Justin Grant, a tactical officer with KCPD's bomb squad, is recruited to go undercover to find those responsible for a series of bomb threats in Kansas City. While trying to form ties with a group of mobster-wannabes, he must rush a suspect to the ER- where Dr. Emilia Rodriguez threatens to blow his cover.
Emilia Rodriguez is all business...and her business is saving lives. But because of Justin's flirting and an intimate-looking situation, the gang pegs Emilia as Justin's girlfriend, involving the doctor in the dangerous case.
As Justin delves deeper into the gang world to find who’s responsible for the threats, he must also ensure the safety of the woman he has involved...the woman he is falling for.
Static crackled over the radio clipped to Justin Grant’s Kevlar vest. “Heads up, Grant. Stand down from Bravo Tango alert. Klein’s bomb is a dud. Second-floor lab clear.”
Justin allowed himself a moment to breathe normally as he listened to his TAC team leader, Michael Cutler, relay orders to the three KCPD tactical assistance specialists who’d been sent inside the evacuated building to do a recon sweep after a Bravo Tango- cop-speak for bomb threat- had been called in that morning.
“First floor clear.” That was Murphy reporting in.
Justin removed the protective goggles he wore and wiped the sweat from his brow. This basement was too damn hot for an autumn day when the temperature outside hovered at a balmy fifty degrees. Either this small, independent lab- a new addition to the reclamation of Kansas City’s historical downtown district- was literally cooking up some new kind of miracle drug, or they had a problem with their heating system.
“Grant, do you copy?”
“Roger that, Captain. “ Justin pulled off his helmet and scraped his gloved fingers across the top of his short hair, uncaring that the golden strands stood up in spiky disarray.
He wanted to take one last look. He wasn’t feeling the calm yet, that preternatural instinct inside him that was a more reliable “all clear” order than any departmental procedure.
“Something’s hinky here.” He set down the helmet and used his flashlight to make another visual scan of the basement. He spotted the thermostat on the far wall and made his way toward it. “Did anybody crank the heat when they came in?”
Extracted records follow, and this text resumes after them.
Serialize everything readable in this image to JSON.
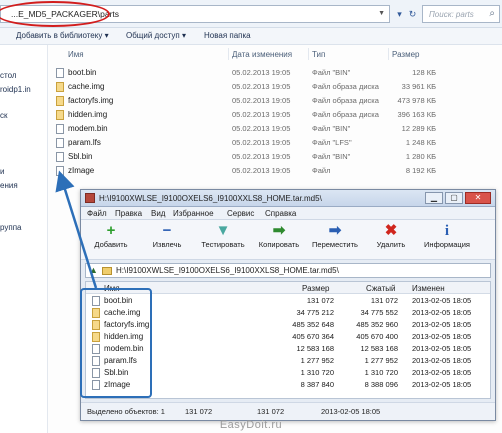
{
  "explorer": {
    "address": "...E_MD5_PACKAGER\\parts",
    "search_placeholder": "Поиск: parts",
    "toolbar": {
      "add_to_library": "Добавить в библиотеку ▾",
      "share": "Общий доступ ▾",
      "new_folder": "Новая папка"
    },
    "nav_items": [
      "стол",
      "roidp1.in",
      "ск",
      "",
      "и",
      "ения",
      "",
      "руппа"
    ],
    "columns": {
      "name": "Имя",
      "date": "Дата изменения",
      "type": "Тип",
      "size": "Размер"
    },
    "files": [
      {
        "name": "boot.bin",
        "date": "05.02.2013 19:05",
        "type": "Файл \"BIN\"",
        "size": "128 КБ",
        "icon": "file-icon"
      },
      {
        "name": "cache.img",
        "date": "05.02.2013 19:05",
        "type": "Файл образа диска",
        "size": "33 961 КБ",
        "icon": "disk-image-icon"
      },
      {
        "name": "factoryfs.img",
        "date": "05.02.2013 19:05",
        "type": "Файл образа диска",
        "size": "473 978 КБ",
        "icon": "disk-image-icon"
      },
      {
        "name": "hidden.img",
        "date": "05.02.2013 19:05",
        "type": "Файл образа диска",
        "size": "396 163 КБ",
        "icon": "disk-image-icon"
      },
      {
        "name": "modem.bin",
        "date": "05.02.2013 19:05",
        "type": "Файл \"BIN\"",
        "size": "12 289 КБ",
        "icon": "file-icon"
      },
      {
        "name": "param.lfs",
        "date": "05.02.2013 19:05",
        "type": "Файл \"LFS\"",
        "size": "1 248 КБ",
        "icon": "file-icon"
      },
      {
        "name": "Sbl.bin",
        "date": "05.02.2013 19:05",
        "type": "Файл \"BIN\"",
        "size": "1 280 КБ",
        "icon": "file-icon"
      },
      {
        "name": "zImage",
        "date": "05.02.2013 19:05",
        "type": "Файл",
        "size": "8 192 КБ",
        "icon": "file-icon"
      }
    ]
  },
  "archiver": {
    "title": "H:\\I9100XWLSE_I9100OXELS6_I9100XXLS8_HOME.tar.md5\\",
    "menu": [
      "Файл",
      "Правка",
      "Вид",
      "Избранное",
      "Сервис",
      "Справка"
    ],
    "tools": [
      {
        "label": "Добавить",
        "glyph": "+",
        "color": "#2e9e2e",
        "icon": "add-icon"
      },
      {
        "label": "Извлечь",
        "glyph": "−",
        "color": "#2b5fb3",
        "icon": "extract-icon"
      },
      {
        "label": "Тестировать",
        "glyph": "▼",
        "color": "#4aa8a0",
        "icon": "test-icon"
      },
      {
        "label": "Копировать",
        "glyph": "➡",
        "color": "#2f8a2f",
        "icon": "copy-icon"
      },
      {
        "label": "Переместить",
        "glyph": "➡",
        "color": "#2b5fb3",
        "icon": "move-icon"
      },
      {
        "label": "Удалить",
        "glyph": "✖",
        "color": "#d0261d",
        "icon": "delete-icon"
      },
      {
        "label": "Информация",
        "glyph": "i",
        "color": "#2b5fb3",
        "icon": "info-icon"
      }
    ],
    "path": "H:\\I9100XWLSE_I9100OXELS6_I9100XXLS8_HOME.tar.md5\\",
    "columns": {
      "name": "Имя",
      "size": "Размер",
      "packed": "Сжатый",
      "modified": "Изменен"
    },
    "files": [
      {
        "name": "boot.bin",
        "size": "131 072",
        "packed": "131 072",
        "modified": "2013-02-05 18:05",
        "icon": "file-icon"
      },
      {
        "name": "cache.img",
        "size": "34 775 212",
        "packed": "34 775 552",
        "modified": "2013-02-05 18:05",
        "icon": "disk-image-icon"
      },
      {
        "name": "factoryfs.img",
        "size": "485 352 648",
        "packed": "485 352 960",
        "modified": "2013-02-05 18:05",
        "icon": "disk-image-icon"
      },
      {
        "name": "hidden.img",
        "size": "405 670 364",
        "packed": "405 670 400",
        "modified": "2013-02-05 18:05",
        "icon": "disk-image-icon"
      },
      {
        "name": "modem.bin",
        "size": "12 583 168",
        "packed": "12 583 168",
        "modified": "2013-02-05 18:05",
        "icon": "file-icon"
      },
      {
        "name": "param.lfs",
        "size": "1 277 952",
        "packed": "1 277 952",
        "modified": "2013-02-05 18:05",
        "icon": "file-icon"
      },
      {
        "name": "Sbl.bin",
        "size": "1 310 720",
        "packed": "1 310 720",
        "modified": "2013-02-05 18:05",
        "icon": "file-icon"
      },
      {
        "name": "zImage",
        "size": "8 387 840",
        "packed": "8 388 096",
        "modified": "2013-02-05 18:05",
        "icon": "file-icon"
      }
    ],
    "status": {
      "selected": "Выделено объектов: 1",
      "size": "131 072",
      "packed": "131 072",
      "modified": "2013-02-05 18:05"
    }
  },
  "watermark": "EasyDoit.ru",
  "colors": {
    "highlight_red": "#d21d1d",
    "annotation_blue": "#2d6fb8"
  }
}
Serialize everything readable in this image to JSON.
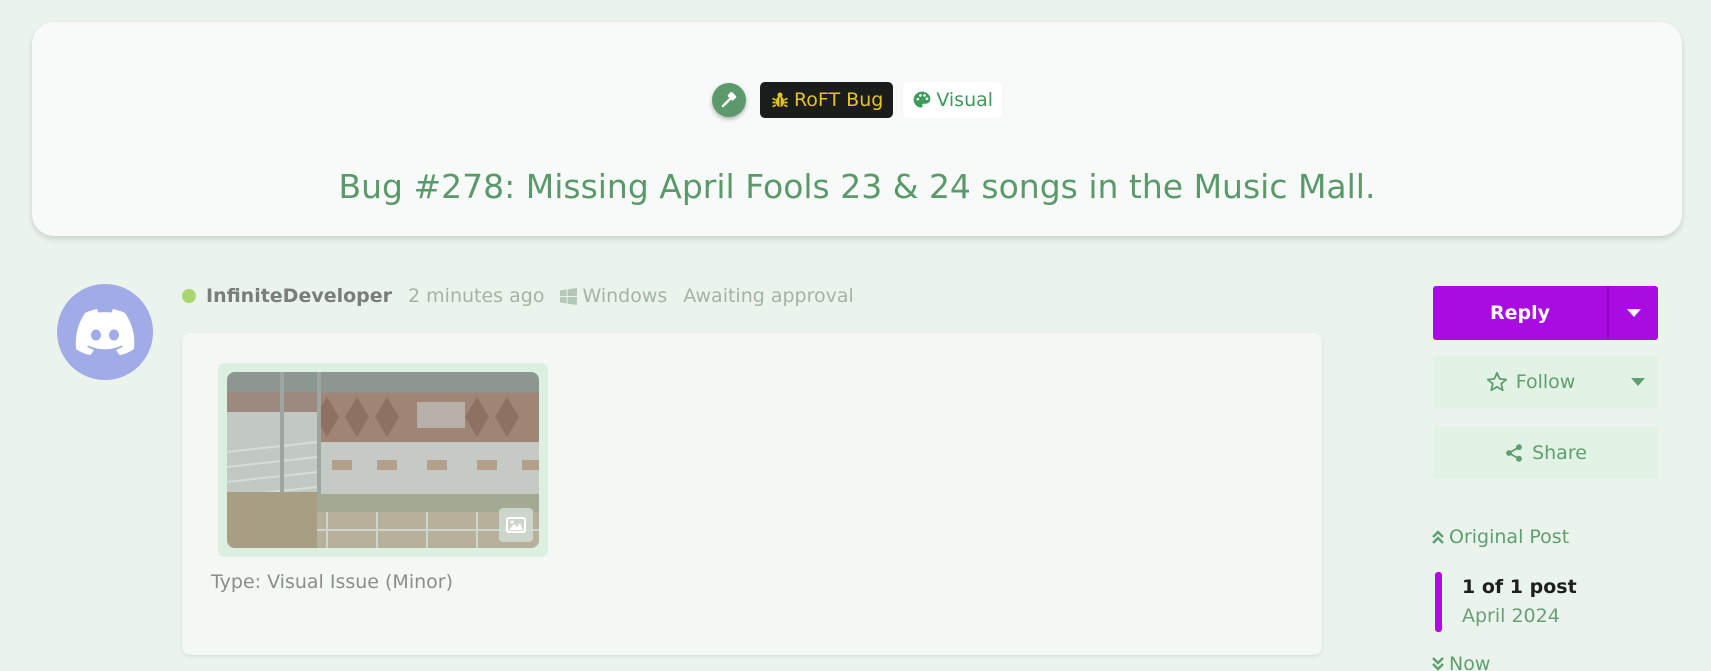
{
  "thread": {
    "tag_bug": "RoFT Bug",
    "tag_visual": "Visual",
    "title": "Bug #278: Missing April Fools 23 & 24 songs in the Music Mall."
  },
  "post": {
    "username": "InfiniteDeveloper",
    "time": "2 minutes ago",
    "os": "Windows",
    "status": "Awaiting approval",
    "type_text": "Type: Visual Issue (Minor)"
  },
  "sidebar": {
    "reply_label": "Reply",
    "follow_label": "Follow",
    "share_label": "Share",
    "original_post_label": "Original Post",
    "post_count": "1 of 1 post",
    "date": "April 2024",
    "now_label": "Now"
  },
  "colors": {
    "accent": "#a80ce0",
    "green": "#5f9f6f",
    "bug_badge_text": "#e3c421",
    "avatar_bg": "#a0abe8"
  },
  "icons": [
    "hammer-icon",
    "bug-icon",
    "palette-icon",
    "windows-icon",
    "discord-icon",
    "image-icon",
    "caret-down-icon",
    "star-icon",
    "share-icon",
    "chevron-up-double-icon",
    "chevron-down-double-icon"
  ]
}
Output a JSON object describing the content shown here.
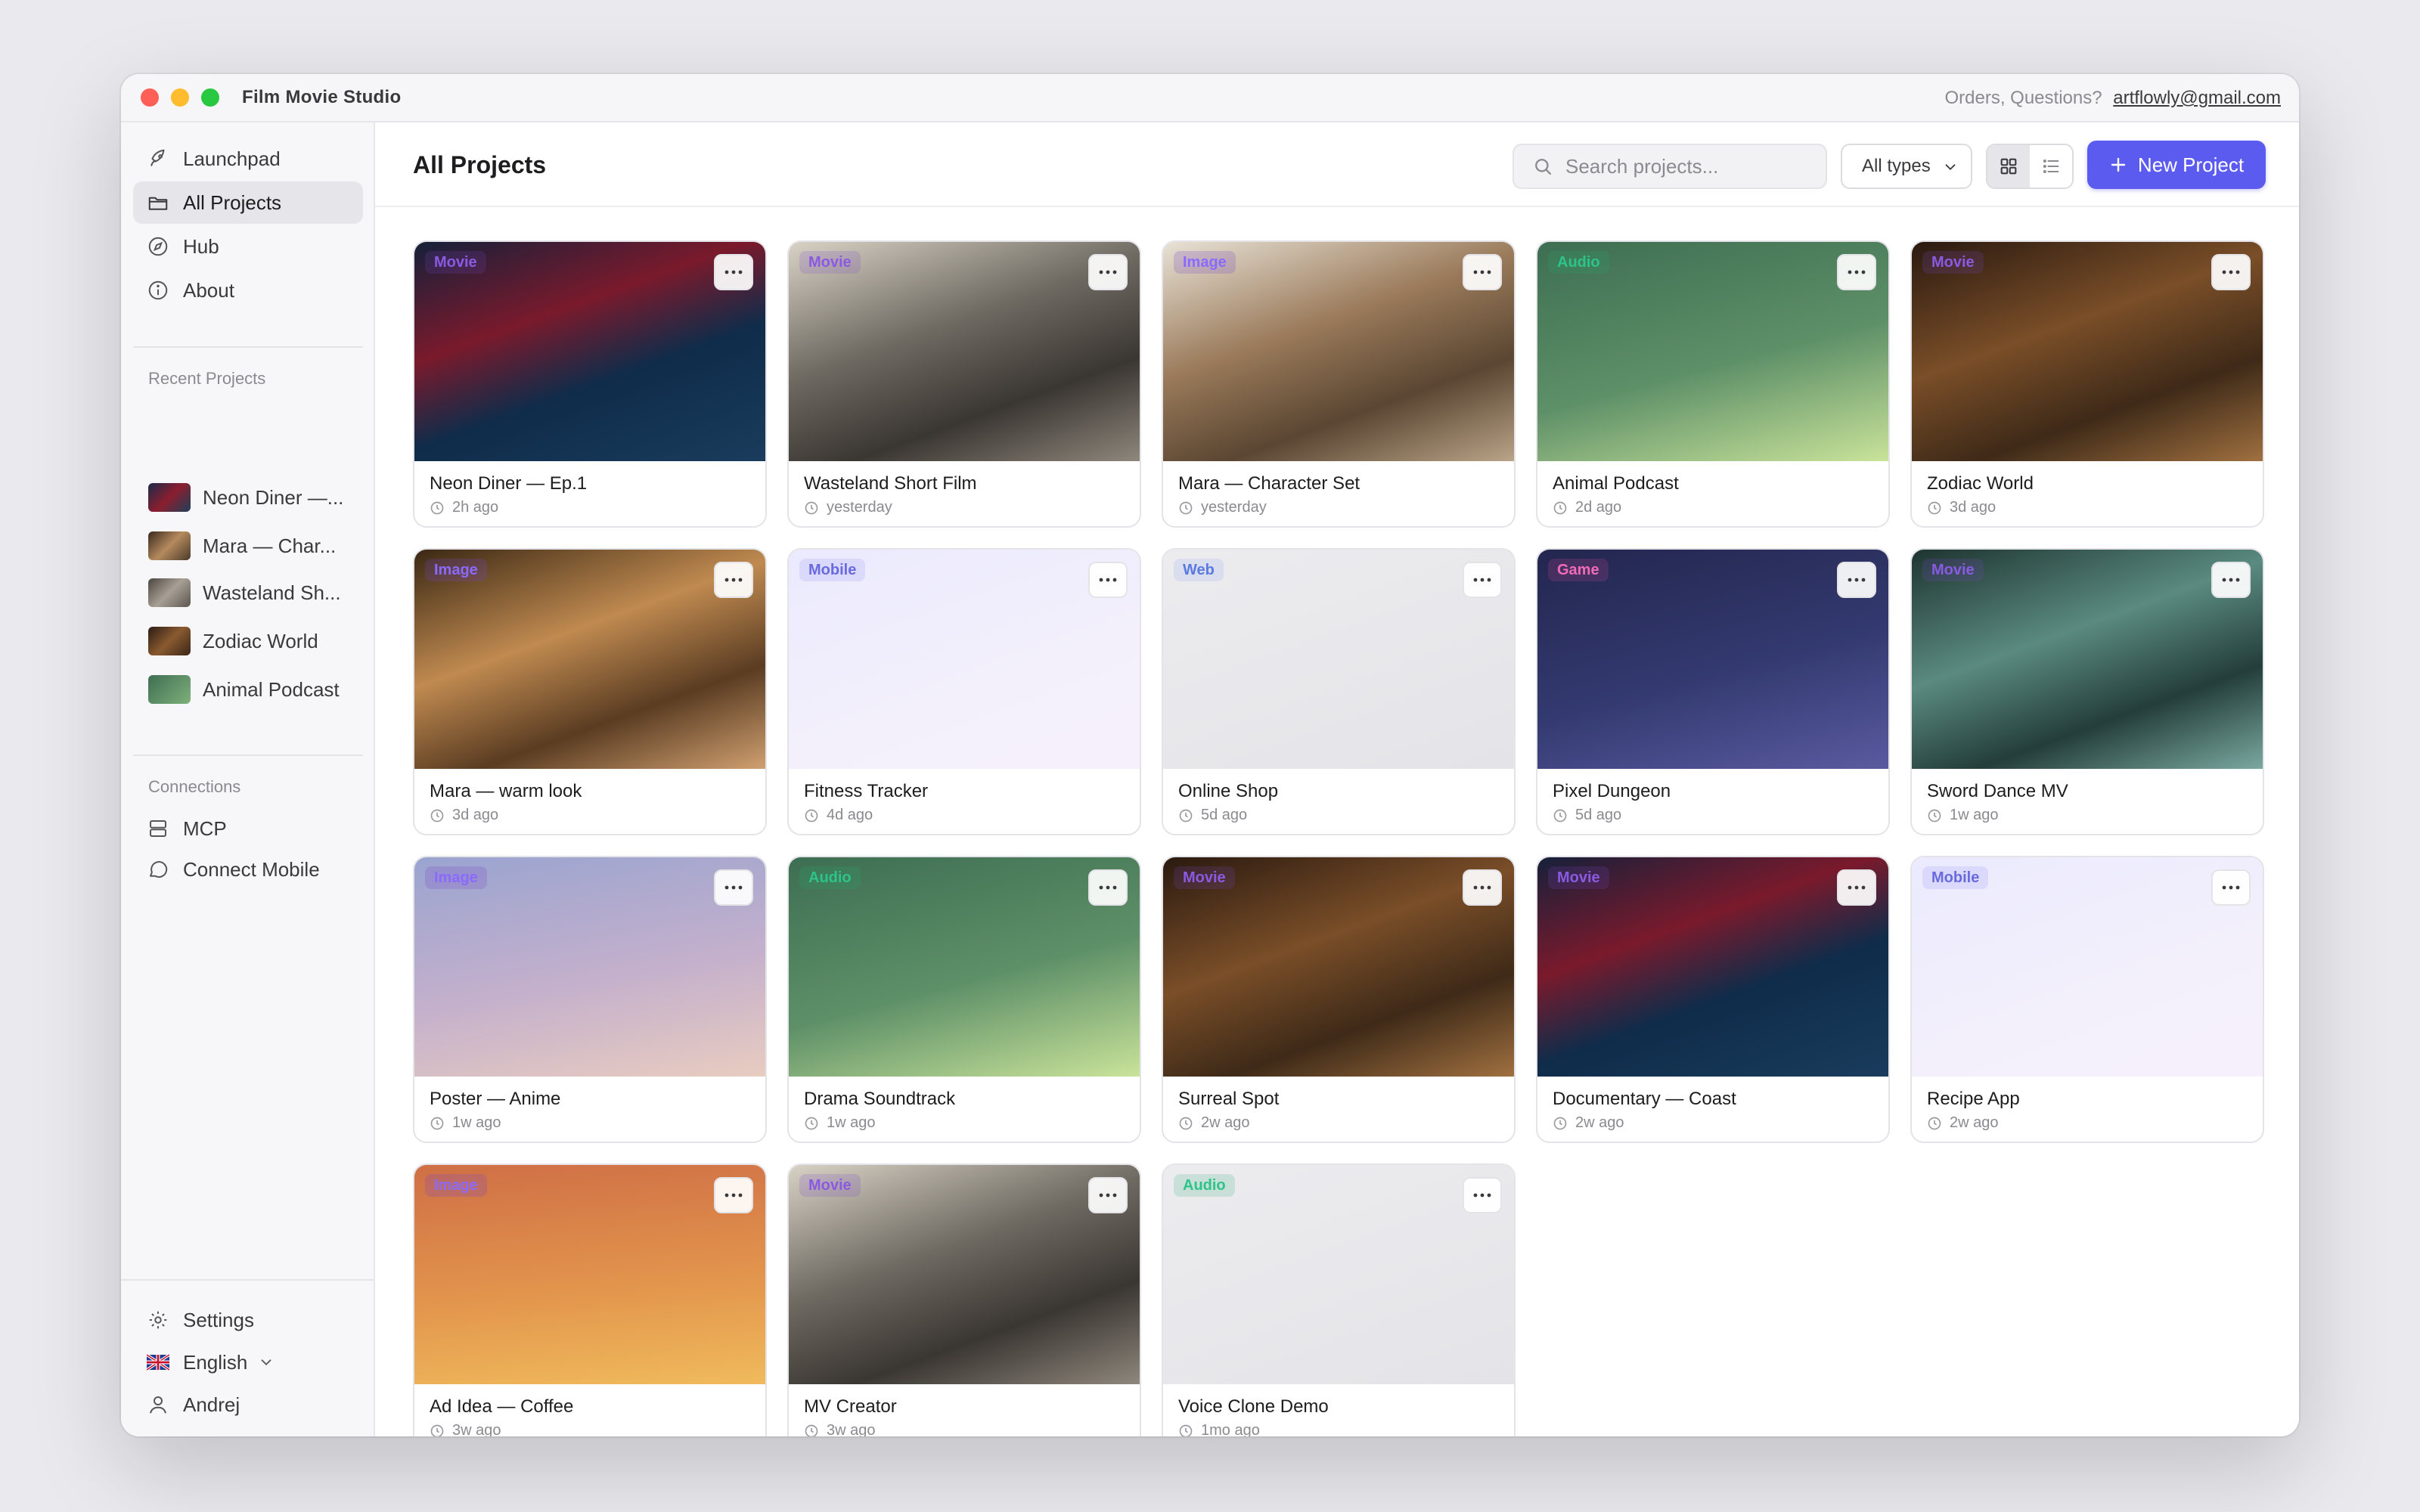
{
  "window": {
    "title": "Film Movie Studio",
    "support_text": "Orders, Questions?",
    "support_email": "artflowly@gmail.com"
  },
  "sidebar": {
    "nav": [
      {
        "label": "Launchpad",
        "icon": "rocket-icon"
      },
      {
        "label": "All Projects",
        "icon": "folder-icon",
        "active": true
      },
      {
        "label": "Hub",
        "icon": "compass-icon"
      },
      {
        "label": "About",
        "icon": "info-icon"
      }
    ],
    "recent_label": "Recent Projects",
    "recent": [
      {
        "label": "Neon Diner —..."
      },
      {
        "label": "Mara — Char..."
      },
      {
        "label": "Wasteland Sh..."
      },
      {
        "label": "Zodiac World"
      },
      {
        "label": "Animal Podcast"
      }
    ],
    "connections_label": "Connections",
    "connections": [
      {
        "label": "MCP",
        "icon": "server-icon"
      },
      {
        "label": "Connect Mobile",
        "icon": "chat-bubble-icon"
      }
    ],
    "footer": [
      {
        "label": "Settings",
        "icon": "gear-icon"
      },
      {
        "label": "English",
        "icon": "uk-flag-icon"
      },
      {
        "label": "Andrej",
        "icon": "user-icon"
      }
    ]
  },
  "toolbar": {
    "title": "All Projects",
    "search_placeholder": "Search projects...",
    "filter_value": "All types",
    "new_label": "New Project",
    "accent": "#5b5bf0"
  },
  "projects": [
    {
      "name": "Neon Diner — Ep.1",
      "time": "2h ago",
      "type": "Movie"
    },
    {
      "name": "Wasteland Short Film",
      "time": "yesterday",
      "type": "Movie"
    },
    {
      "name": "Mara — Character Set",
      "time": "yesterday",
      "type": "Image"
    },
    {
      "name": "Animal Podcast",
      "time": "2d ago",
      "type": "Audio"
    },
    {
      "name": "Zodiac World",
      "time": "3d ago",
      "type": "Movie"
    },
    {
      "name": "Mara — warm look",
      "time": "3d ago",
      "type": "Image"
    },
    {
      "name": "Fitness Tracker",
      "time": "4d ago",
      "type": "Mobile"
    },
    {
      "name": "Online Shop",
      "time": "5d ago",
      "type": "Web"
    },
    {
      "name": "Pixel Dungeon",
      "time": "5d ago",
      "type": "Game"
    },
    {
      "name": "Sword Dance MV",
      "time": "1w ago",
      "type": "Movie"
    },
    {
      "name": "Poster — Anime",
      "time": "1w ago",
      "type": "Image"
    },
    {
      "name": "Drama Soundtrack",
      "time": "1w ago",
      "type": "Audio"
    },
    {
      "name": "Surreal Spot",
      "time": "2w ago",
      "type": "Movie"
    },
    {
      "name": "Documentary — Coast",
      "time": "2w ago",
      "type": "Movie"
    },
    {
      "name": "Recipe App",
      "time": "2w ago",
      "type": "Mobile"
    },
    {
      "name": "Ad Idea — Coffee",
      "time": "3w ago",
      "type": "Image"
    },
    {
      "name": "MV Creator",
      "time": "3w ago",
      "type": "Movie"
    },
    {
      "name": "Voice Clone Demo",
      "time": "1mo ago",
      "type": "Audio"
    }
  ]
}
“That’s a negative,” Cutler replied. “You know we’ve got the gas turned off.”
“Hmm.” The thermostat had been moved to its highest setting, then had the adjusting tab broken off. Justin pried off the cover. The wiring looked normal. But the calm hadn’t kicked in yet. He broke out a section of the drywall and followed the wires around to the furnace. “Doesn’t it seem like the bomb squad’s been busier than usual lately?”
He kneeled down to inspect the gap between the building’s iron boiler and the warped concrete floor beneath. “Somebody with a grudge has got too much time on his hands. First, it’s a threat on the University research lab. Now it’s Markon Pharmaceuticals. They broadcast the threat, KCPD clears the building, time and money are lost—”
Justin’s commander jumped into the discussion. “Two medical tie-ins give us a pattern. A patient got misdiagnosed. The lab didn’t get a drug approved in time. That’s payback, pure and simple. But how do you explain the other threats we’ve had across the city? The convenience stores? The bus terminal?”
“Copycats? Thrill-seekers? These threats are a hot story in the press right now. Maybe our guy’s just been practicing his craft.” Or maybe the recent spate of bomb scares, and influx of illegal explosives and bomb parts into the area, was the equivalent of one sicko’s very dangerous, very adult way of playing with matches.
Or not. Justin’s sharp eyes caught sight of the red plastic-coated wire buried in the bundle leading to the furnace’s control panel. “What have we here?”
Justin swung the light up to the row of pressure gauges. Son of a bitch. “I’ve got an independent heat source feeding the temperature in the basement.” He was on his feet, ripping off the panel and exposing a portable propane tank. This bastard was nothing if not clever. He eyed the gauges. Approaching critical. Hell.
The arrow swung into the red zone. “I’ve got a temperature trigger.”
He saw the relay switch too late. A chain reaction had already been set into motion.
Klein’s voice crackled through the static. “Damn it, this thing’s ticking again! I’m going to attempt—”
“Negative, Klein! Abort! Abort!” Justin shoved open the door and hit the service stairs, climbing them three at a time. “Damn it, Cutler, stop him!”
“Return to base. Repeat. Return to base.”
“Clear the building!” Justin shouted. Murphy dashed out ahead of him. “Klein!”
But it was too late.
Justin knew it in his bones an instant before he heard the detonation, a nanosecond before the concussive blast of air hit him in the back and lifted him off his feet. He knew Klein was dead before he hit the asphalt and was swallowed up by oblivion.